I’m sure many Vietnam veterans and their families feel the same way, as many have suffered in silence over the past decades. Though they experienced the same danger, tragedy and physical harms, they did not receive the same respect, appreciation or even physical and psychological help as those who served in wars before them.
How did those who survived physically handle the cold war waiting from those for whom they had fought? Aaron Miller can tell you through the pages of The Reunion, because he is one of those forgotten men. Through him and the story of three men whose lives Aaron saved so long ago, we see the generational effects of the war, the survivors and those who were not welcomed, but wounded afresh, believing the lie that they were unworthy. One of those men, John Lansing, hires Dave Russo, a local newspaper reporter, to find Aaron Miller. Dave, already researching and interviewing Vietnam veterans for a book, accepts the unusual offer, hoping to find another veteran to interview for his book, but he finds so much more.

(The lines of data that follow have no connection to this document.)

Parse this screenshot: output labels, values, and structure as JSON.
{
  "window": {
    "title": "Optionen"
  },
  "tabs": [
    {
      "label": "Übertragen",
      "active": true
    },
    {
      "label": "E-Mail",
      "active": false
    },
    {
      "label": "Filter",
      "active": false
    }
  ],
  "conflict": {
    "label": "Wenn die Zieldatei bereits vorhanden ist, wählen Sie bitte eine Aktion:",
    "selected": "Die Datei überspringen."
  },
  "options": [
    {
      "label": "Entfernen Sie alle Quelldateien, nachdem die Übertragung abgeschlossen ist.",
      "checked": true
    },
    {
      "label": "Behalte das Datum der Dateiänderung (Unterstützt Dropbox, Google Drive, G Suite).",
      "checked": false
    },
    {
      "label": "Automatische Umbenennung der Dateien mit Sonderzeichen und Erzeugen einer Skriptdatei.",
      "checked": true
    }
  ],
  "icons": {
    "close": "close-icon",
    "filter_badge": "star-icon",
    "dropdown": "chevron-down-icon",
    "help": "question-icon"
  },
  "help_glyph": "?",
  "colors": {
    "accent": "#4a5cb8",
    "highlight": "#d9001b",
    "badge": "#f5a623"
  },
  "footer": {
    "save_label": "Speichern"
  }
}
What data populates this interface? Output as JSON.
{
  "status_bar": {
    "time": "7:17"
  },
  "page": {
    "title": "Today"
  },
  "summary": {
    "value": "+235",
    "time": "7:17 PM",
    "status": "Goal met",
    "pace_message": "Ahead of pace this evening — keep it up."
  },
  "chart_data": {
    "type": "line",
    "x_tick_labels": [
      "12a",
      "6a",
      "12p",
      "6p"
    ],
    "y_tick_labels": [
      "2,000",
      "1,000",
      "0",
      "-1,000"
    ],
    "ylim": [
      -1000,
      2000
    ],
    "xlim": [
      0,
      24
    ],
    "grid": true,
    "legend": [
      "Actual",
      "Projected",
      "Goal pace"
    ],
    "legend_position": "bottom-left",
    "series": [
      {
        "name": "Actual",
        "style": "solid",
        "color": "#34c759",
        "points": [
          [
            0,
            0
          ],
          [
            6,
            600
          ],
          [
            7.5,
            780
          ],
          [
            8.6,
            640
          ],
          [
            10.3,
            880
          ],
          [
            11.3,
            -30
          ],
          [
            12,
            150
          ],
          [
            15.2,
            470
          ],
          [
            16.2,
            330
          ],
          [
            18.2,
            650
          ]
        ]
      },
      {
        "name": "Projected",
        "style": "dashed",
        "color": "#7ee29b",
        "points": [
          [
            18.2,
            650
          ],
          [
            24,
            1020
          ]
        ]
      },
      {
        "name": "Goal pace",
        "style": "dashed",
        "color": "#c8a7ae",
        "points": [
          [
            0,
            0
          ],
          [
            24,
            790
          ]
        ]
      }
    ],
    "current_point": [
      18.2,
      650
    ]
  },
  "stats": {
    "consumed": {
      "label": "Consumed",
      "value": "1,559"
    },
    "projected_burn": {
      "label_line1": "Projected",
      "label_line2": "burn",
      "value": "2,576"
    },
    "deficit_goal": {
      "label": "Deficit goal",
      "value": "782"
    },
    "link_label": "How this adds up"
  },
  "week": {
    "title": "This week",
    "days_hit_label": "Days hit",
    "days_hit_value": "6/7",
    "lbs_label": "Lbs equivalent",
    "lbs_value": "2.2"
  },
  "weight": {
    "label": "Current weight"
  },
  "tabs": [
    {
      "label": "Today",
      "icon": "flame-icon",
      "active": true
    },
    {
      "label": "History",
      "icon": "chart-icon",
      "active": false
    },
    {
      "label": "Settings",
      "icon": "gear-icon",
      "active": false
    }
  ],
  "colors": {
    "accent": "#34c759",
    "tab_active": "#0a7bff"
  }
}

Dave’s life is forever impacted through the discoveries, relationships and revelations that arise from his search for the reclusive Aaron Miller. Reading about the struggles of each of the veterans brought to life in The Reunion, I was also humbled anew at the rights these men and women give up that their fellow countrymen might live in freedom.
The author and Revell provided a review copy, which in no way influenced my review.